Самарин бросил телефон на стол, налил себе водки, задумался.
— Ну вот и моя дача, Мария Рубеновна. Видели, как я ее назвал?
— Да уж видела. Спасибо, Паша, что привез меня в Москву, что дачу назвал именем внучки. А еще за то, что покатал по городу. Изменилась Москва, что и говорить. Совсем европейский город. Но вот скажу тебе крамольную мысль: все мы когда-то хотели увидеть Нью-Йорк или Париж, не думая о том, что, кроме Бродвея или Елисейских полей, это просто крупные города, есть там престижные районы и есть совсем убогие. Так это я к чему? Скажу тебе прямо, мне больше нравилась Москва советская.
— Я понимаю, Мария Рубеновна. Людям нравился старый Арбат, не любили Новый.
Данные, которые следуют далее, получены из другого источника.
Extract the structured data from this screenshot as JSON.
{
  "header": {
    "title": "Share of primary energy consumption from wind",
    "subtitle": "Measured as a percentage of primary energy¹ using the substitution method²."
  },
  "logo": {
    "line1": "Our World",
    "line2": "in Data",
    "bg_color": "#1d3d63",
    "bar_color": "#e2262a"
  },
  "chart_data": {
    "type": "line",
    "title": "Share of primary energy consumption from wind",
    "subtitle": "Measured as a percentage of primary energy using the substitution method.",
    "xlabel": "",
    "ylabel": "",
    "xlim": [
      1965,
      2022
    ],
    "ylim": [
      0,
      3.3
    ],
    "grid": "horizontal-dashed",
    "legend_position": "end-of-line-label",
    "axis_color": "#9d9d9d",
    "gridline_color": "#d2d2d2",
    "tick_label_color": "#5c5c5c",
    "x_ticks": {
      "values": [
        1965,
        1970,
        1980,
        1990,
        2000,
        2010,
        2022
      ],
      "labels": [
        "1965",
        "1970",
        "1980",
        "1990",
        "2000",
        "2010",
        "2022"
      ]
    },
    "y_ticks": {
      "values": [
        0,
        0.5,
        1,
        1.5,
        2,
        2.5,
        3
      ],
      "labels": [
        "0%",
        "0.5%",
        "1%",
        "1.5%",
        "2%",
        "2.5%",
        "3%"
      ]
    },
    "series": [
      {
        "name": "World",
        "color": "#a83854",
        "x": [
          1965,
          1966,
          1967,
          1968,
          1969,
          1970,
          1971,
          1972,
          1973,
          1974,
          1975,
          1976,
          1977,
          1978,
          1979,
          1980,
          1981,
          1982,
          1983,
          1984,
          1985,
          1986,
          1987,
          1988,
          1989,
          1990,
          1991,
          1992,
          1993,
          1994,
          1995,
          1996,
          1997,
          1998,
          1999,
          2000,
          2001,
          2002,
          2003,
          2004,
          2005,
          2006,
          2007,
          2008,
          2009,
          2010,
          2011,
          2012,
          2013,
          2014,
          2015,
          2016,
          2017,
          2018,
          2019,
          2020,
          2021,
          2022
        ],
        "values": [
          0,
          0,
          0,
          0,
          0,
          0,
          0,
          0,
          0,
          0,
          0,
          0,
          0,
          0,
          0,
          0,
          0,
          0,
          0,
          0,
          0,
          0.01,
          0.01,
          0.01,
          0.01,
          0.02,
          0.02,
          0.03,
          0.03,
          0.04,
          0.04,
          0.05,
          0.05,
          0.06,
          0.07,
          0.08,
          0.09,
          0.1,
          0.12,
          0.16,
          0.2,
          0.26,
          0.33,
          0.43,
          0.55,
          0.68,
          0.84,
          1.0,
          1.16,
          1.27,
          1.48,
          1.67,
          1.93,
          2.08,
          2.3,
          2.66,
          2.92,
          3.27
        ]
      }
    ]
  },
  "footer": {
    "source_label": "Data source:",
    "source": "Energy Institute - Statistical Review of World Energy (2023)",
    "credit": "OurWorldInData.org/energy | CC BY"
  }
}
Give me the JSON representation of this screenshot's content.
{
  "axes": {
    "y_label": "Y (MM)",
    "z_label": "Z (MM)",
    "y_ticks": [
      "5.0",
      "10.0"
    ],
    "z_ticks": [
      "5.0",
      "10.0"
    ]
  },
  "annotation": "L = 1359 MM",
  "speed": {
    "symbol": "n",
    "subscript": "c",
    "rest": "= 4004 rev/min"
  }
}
А мне он очень нравился. Но теперь и я не в восторге от другой Сретенки или Тверской. Проходите в гостиную.
— Нет уж, пойдем на кухню, Паша. Раз уж я снова в Москве, так следует на кухне выпить водочки, закусить огурчиком или грибками, вот она и будет настоящая Москва, хоть мы и в Подмосковье. На кухню, Паша, на кухню!
Он быстро перенес выпивку и закуски на кухню, Мария Рубеновна помогала ему. Да и вообще она не чувствовала себя стеснительно, и это радовало его. Выглядела старушка через два года после гибели любимой внучки не ахти.
— Сперва — за Габи, царство ей небесное, — сказал он, поднимая рюмку.
Старушка согласно кивнула, и они выпили. Ему нравилось видеть, как она ловко закусывала солеными опятами и довольно кивала, нравилось.
— Я мать звал приехать сюда, отказалась. У нее дом в деревне, он ей дорог. Хотите, перебирайтесь ко мне, вы же коренная москвичка, Мария Рубеновна.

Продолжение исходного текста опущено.